# Keyless Remote doesn't work when outside of car but inside car works



## falcondrgn (Oct 26, 2007)

Hi,

I was wondering if anyone here has ever had this problem before. My keyless remote works perfectly fine (locks, unlocks, trunk) when I am sitting in the driver seat inside the car pressing the buttons. But once i get out of the car the remote doesn't seem to work, even if im standing right next to the driver side door. I had the batteries changed on the remote so that is definately not the problem. Any help would be greatly appreciated. Thanks!


----------



## Oldnissanguy (Jan 6, 2005)

The remote on my 01 has always worked somewhat random, but not a bad as you indicate. Have tried another remote? Have you tried reprogramming it?


----------



## falcondrgn (Oct 26, 2007)

I have tried reprogramming it but haven't tried another remote. I just want to make sure its nothing wrong with the receiver in the car before i go ahead and purchase another remote to try out. Is there anyway for me to check to see if its the receiver in the car? Thanks so much for your reply.


----------



## Oldnissanguy (Jan 6, 2005)

Maybe someone here knows how to check the receiver; I don't. Remotes are usually pretty cheap on eBay and it never hurts to have two, but I understand your not wanting to buy one if all that gives you is two remotes that don't work.


----------



## falcondrgn (Oct 26, 2007)

Yeap exactly, 2 useless remotes is kinda useless, lol thanks for all your help and suggestion though


----------



## HEATHE (Apr 15, 2006)

falcondrgn said:


> Hi,
> 
> I was wondering if anyone here has ever had this problem before. My keyless remote works perfectly fine (locks, unlocks, trunk) when I am sitting in the driver seat inside the car pressing the buttons. But once i get out of the car the remote doesn't seem to work, even if im standing right next to the driver side door. I had the batteries changed on the remote so that is definately not the problem. Any help would be greatly appreciated. Thanks!

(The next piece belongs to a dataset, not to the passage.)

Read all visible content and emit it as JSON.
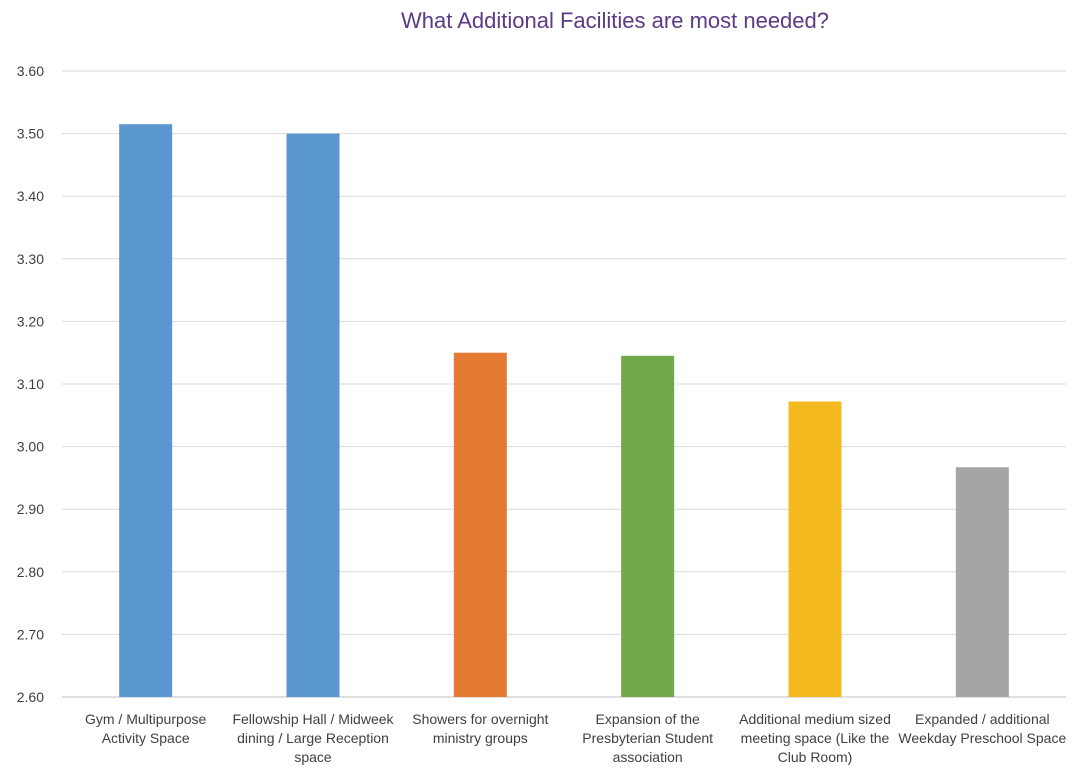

you can take it to your local nissan service drive and they can check it for free right there on the drive.


----------



## falcondrgn (Oct 26, 2007)

Ok thanks so much, I will take it to nissan to have them check it. Any idea how much the receiver in the car would cost if that was found to be defective?


----------



## HEATHE (Apr 15, 2006)

falcondrgn said:


> Ok thanks so much, I will take it to nissan to have them check it. Any idea how much the receiver in the car would cost if that was found to be defective?

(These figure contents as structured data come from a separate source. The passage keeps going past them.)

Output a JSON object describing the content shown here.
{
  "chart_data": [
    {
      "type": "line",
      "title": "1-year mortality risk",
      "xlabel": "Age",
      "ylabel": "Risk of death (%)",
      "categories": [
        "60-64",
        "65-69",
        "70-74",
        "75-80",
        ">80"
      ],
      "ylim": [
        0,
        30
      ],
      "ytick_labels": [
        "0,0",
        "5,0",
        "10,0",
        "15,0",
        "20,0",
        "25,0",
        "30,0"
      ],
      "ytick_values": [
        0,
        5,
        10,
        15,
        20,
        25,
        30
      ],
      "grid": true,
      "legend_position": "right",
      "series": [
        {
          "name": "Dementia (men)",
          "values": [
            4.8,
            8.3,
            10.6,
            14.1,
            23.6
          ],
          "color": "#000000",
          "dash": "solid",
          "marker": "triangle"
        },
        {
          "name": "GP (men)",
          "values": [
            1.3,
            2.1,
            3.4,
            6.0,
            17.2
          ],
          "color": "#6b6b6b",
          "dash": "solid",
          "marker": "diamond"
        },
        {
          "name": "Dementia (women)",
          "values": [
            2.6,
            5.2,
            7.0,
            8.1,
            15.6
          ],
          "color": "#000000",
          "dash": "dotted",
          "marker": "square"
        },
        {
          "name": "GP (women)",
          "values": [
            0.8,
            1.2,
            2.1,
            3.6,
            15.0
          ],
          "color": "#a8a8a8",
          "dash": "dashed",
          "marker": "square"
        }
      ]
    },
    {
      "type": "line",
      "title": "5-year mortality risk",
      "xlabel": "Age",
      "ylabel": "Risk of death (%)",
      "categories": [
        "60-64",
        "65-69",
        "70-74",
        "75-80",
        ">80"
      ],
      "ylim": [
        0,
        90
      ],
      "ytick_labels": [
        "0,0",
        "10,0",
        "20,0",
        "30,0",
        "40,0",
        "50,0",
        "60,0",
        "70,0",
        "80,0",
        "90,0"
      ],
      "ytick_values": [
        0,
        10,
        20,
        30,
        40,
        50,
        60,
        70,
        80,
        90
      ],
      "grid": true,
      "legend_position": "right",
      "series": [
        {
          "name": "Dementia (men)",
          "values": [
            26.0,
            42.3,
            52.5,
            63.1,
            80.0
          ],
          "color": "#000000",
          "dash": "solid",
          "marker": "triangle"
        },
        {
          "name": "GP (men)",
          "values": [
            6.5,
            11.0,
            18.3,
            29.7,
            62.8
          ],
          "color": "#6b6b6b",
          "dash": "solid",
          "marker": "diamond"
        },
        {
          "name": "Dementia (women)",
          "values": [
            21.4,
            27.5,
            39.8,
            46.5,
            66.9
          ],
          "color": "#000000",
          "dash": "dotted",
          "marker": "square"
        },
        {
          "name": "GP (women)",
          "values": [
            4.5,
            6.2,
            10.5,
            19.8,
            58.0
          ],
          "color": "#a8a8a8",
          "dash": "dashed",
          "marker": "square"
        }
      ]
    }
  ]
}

we have never changed one but my guess is that it would be cheaper to put an alarm on the car. hell remotes alone can run up to 100 each depends on what you have so if the receiver doesnt work go for an alarm:woowoo:


----------



## Oldnissanguy (Jan 6, 2005)

Good point Heathe. I put aftermarket power locks with remote on my truck for around $100 for parts. Just the receiver and remotes was around $50. They work 10 times better than the factory remote on my Sentra.


----------



## djkid (Apr 2, 2008)

get an after market alarm much better... nissan alarms are cheap


----------